At the orchestration layer:

  • voice input
  • text input
  • UI action

should all normalize into the same conceptual contract.

Recommended equivalence:

  • raw modality-specific input -> InteractionEvent
  • interpreted objective -> StructuredIntent

This allows the runtime system to reason consistently regardless of whether a user typed, spoke, or clicked.
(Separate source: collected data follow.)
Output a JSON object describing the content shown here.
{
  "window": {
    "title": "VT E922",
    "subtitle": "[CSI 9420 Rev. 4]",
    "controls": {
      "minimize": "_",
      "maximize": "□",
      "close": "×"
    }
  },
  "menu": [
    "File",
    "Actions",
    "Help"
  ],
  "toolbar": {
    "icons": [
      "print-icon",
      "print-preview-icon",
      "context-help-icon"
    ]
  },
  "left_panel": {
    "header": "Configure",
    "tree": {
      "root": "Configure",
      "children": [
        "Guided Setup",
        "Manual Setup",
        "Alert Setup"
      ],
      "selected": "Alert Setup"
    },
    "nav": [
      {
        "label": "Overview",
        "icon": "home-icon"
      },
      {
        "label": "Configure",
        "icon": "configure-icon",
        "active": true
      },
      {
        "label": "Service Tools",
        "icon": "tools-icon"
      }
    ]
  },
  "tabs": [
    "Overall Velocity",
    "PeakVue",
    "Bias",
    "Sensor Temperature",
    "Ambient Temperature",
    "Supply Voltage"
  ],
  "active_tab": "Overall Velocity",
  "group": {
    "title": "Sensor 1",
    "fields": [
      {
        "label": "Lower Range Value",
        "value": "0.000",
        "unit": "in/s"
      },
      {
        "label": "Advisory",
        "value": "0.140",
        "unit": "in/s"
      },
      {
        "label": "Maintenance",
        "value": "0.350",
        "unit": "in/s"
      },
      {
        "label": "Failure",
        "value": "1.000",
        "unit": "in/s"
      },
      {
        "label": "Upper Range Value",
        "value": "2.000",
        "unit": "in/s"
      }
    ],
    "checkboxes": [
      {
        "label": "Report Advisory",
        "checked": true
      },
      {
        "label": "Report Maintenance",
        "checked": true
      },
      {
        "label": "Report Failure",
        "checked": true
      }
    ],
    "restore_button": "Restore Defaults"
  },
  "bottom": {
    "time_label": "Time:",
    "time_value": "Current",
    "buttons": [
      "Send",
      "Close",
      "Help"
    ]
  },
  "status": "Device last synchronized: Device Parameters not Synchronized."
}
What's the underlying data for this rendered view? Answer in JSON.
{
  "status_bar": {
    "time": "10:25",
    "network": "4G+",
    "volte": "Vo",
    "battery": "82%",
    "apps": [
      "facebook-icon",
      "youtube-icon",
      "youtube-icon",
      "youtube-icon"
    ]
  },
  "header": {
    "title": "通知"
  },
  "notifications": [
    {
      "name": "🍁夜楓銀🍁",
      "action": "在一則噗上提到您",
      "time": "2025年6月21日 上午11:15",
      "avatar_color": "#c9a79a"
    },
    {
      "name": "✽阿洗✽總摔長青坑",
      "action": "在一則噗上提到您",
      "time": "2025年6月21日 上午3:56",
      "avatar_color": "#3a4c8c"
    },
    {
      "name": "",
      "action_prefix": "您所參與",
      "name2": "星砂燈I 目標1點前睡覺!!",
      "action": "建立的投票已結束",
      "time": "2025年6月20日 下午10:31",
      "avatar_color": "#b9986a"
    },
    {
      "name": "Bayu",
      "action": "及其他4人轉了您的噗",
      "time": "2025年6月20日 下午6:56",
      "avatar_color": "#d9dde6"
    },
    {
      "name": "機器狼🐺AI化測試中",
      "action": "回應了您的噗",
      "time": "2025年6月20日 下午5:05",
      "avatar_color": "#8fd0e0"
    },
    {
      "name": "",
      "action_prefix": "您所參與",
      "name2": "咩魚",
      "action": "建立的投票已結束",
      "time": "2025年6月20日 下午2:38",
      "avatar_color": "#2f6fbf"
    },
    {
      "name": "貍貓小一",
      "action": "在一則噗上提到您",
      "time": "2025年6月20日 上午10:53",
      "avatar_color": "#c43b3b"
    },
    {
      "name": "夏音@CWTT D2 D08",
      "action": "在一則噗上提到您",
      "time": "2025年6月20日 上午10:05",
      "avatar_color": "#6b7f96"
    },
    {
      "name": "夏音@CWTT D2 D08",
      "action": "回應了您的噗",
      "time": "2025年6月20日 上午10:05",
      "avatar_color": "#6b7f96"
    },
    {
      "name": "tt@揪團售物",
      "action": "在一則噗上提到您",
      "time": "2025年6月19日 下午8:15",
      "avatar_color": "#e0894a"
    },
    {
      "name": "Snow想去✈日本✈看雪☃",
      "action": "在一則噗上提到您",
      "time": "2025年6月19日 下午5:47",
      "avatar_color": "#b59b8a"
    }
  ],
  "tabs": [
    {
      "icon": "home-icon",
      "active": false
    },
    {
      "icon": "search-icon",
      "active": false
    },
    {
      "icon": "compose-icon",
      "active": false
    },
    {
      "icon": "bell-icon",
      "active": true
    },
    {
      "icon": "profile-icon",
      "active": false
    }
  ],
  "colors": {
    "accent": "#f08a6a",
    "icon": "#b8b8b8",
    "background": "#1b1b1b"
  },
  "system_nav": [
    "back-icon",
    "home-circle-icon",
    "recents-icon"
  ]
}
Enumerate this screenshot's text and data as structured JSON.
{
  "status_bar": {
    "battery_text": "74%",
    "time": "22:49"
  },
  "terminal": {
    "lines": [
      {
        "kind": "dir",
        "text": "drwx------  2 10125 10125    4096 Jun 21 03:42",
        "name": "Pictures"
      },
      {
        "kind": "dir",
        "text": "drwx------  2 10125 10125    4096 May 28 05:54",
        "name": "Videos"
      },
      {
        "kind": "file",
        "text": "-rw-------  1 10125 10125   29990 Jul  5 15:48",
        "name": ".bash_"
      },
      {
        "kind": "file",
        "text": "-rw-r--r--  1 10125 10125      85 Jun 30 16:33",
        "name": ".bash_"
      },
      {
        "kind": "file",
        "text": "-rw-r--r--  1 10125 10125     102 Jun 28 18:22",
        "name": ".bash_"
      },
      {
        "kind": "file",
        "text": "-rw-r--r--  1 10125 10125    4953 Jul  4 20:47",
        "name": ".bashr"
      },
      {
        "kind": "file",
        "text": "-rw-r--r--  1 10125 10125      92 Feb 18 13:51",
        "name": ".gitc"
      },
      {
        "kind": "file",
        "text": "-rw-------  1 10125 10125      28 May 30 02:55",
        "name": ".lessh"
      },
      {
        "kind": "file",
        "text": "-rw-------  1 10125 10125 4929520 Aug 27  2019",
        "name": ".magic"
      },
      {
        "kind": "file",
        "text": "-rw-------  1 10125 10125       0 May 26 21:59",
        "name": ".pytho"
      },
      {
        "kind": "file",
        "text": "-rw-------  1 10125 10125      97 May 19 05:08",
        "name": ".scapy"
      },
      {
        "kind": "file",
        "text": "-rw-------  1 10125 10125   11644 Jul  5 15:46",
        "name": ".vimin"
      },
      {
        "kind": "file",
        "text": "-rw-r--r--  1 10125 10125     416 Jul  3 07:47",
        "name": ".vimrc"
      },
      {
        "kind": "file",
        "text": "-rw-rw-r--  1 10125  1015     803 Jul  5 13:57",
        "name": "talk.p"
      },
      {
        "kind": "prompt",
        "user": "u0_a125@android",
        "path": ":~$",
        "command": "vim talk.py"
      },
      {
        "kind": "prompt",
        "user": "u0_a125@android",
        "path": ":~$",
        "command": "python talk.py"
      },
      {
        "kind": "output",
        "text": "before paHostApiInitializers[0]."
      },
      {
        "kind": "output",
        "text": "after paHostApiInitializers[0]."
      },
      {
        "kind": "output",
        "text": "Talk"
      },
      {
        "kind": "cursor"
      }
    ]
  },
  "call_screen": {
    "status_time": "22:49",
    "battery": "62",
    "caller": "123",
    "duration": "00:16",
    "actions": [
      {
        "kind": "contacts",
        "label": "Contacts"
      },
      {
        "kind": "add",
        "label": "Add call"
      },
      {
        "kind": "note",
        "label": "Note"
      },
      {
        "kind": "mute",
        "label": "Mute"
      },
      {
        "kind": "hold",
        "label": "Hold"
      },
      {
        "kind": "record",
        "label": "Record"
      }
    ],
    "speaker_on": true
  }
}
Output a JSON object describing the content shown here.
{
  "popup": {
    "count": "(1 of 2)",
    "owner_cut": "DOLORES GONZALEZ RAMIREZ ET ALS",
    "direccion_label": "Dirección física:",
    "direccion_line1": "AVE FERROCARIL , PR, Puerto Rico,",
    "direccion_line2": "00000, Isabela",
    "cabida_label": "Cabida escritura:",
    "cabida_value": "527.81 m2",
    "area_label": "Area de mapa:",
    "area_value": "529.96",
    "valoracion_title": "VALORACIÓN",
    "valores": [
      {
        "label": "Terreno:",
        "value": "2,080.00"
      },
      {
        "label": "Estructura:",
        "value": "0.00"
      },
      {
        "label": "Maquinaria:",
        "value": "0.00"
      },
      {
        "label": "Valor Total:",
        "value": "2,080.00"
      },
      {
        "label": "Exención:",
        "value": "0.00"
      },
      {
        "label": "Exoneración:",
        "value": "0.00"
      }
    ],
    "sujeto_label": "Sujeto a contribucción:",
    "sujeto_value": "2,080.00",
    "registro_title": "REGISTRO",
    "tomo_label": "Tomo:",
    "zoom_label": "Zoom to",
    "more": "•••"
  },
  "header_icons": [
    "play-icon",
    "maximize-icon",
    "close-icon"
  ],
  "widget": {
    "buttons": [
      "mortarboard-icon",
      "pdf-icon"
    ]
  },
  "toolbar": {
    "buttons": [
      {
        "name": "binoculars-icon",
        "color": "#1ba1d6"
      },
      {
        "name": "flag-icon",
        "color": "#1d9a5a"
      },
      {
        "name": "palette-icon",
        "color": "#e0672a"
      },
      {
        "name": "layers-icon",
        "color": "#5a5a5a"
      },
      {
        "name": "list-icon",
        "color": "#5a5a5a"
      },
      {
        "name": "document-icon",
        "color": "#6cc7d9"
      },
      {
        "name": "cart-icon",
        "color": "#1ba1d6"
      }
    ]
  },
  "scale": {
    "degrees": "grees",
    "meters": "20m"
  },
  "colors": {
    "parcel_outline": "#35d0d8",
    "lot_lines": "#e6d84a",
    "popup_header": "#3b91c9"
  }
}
The normalized envelope for any inbound interaction.

Recommended fields:

  • interactionId
  • actorId
  • orgId
  • workspaceId
  • sourceType
    • voice
    • text
    • ui
  • channelType
  • rawInput
  • normalizedText
  • uiAction
  • timestamp
  • sessionId
  • conversationId
  • contextSnapshot

Notes:

  • normalizedText should exist for voice and text flows
  • UI actions may also carry semantic labels that can be normalized into text-like intent hints

The actionable representation of what the user is trying to achieve.

Recommended fields:

  • intentId
  • goal
  • actionType
  • subject
  • entities
  • constraints
  • requestedOutcome
  • confidence
  • ambiguityLevel
  • riskClass
  • approvalClass
  • recommendedWorkflow
  • requiredCapabilities

flowchart TD
interactionEvent[InteractionEvent]
normalization[Normalization]
intentInference[IntentInference]
ambiguityCheck[AmbiguityCheck]
policyCheck[PolicyPrecheck]
structuredIntent[StructuredIntent]
interactionEvent --> normalization
normalization --> intentInference
intentInference --> ambiguityCheck
ambiguityCheck --> policyCheck
policyCheck --> structuredIntent

Convert modality-specific input into a consistent structure.

Examples:

  • voice -> transcript + metadata
  • text -> cleaned text + metadata
  • UI click -> semantic action + local context + optional generated intent hint

Infer:

  • what the user wants
  • which entities are involved
  • whether the system likely can fulfill it

Determine whether the runtime can proceed safely or must clarify.

Common ambiguity sources:

  • missing entity
  • missing target workspace
  • conflicting instructions
  • low confidence
  • policy-sensitive action

Before orchestration proceeds, intent must be classified for:

  • access scope
  • sensitivity
  • approval requirements
  • tool eligibility
  • tenant boundary risk

Confidence represents how strongly the system believes it understands the user goal.

Suggested bands:

  • high
  • medium
  • low

Ambiguity represents how much clarification is still required before safe execution.

Suggested bands:

  • none
  • resolvable
  • blocking

Rules:

  • low confidence does not always require a stop, but it should increase validation pressure
  • blocking ambiguity should prevent autonomous execution

Every structured intent should carry an execution sensitivity classification.

Suggested classes:

  • informational
  • recommendation
  • draft_only
  • state_change
  • sensitive_state_change
  • compliance_sensitive

Examples:

  • asking a question -> informational
  • suggesting the next setup step -> recommendation
  • drafting a prompt revision -> draft_only
  • changing a workspace setting -> state_change
  • deleting a channel or modifying permissions -> sensitive_state_change

  1. Intent models must remain workspace-aware and tenant-safe.
  2. UI interactions should not bypass the intent and policy model for sensitive actions.
  3. Voice inputs must preserve modality-specific metadata, even when normalized to text.
  4. The intent model should support clarification before execution.
  5. Intent contracts must remain stable enough to support analytics, recommendations, and workflow replay.

The MVP-safe path is:

  • start with text and UI interactions
  • model them as InteractionEvent
  • generate StructuredIntent for a small number of high-value workflows
  • add voice later as another input mode mapped into the same contract

Voice should be an extension of the intent model, not the first dependency of the architecture.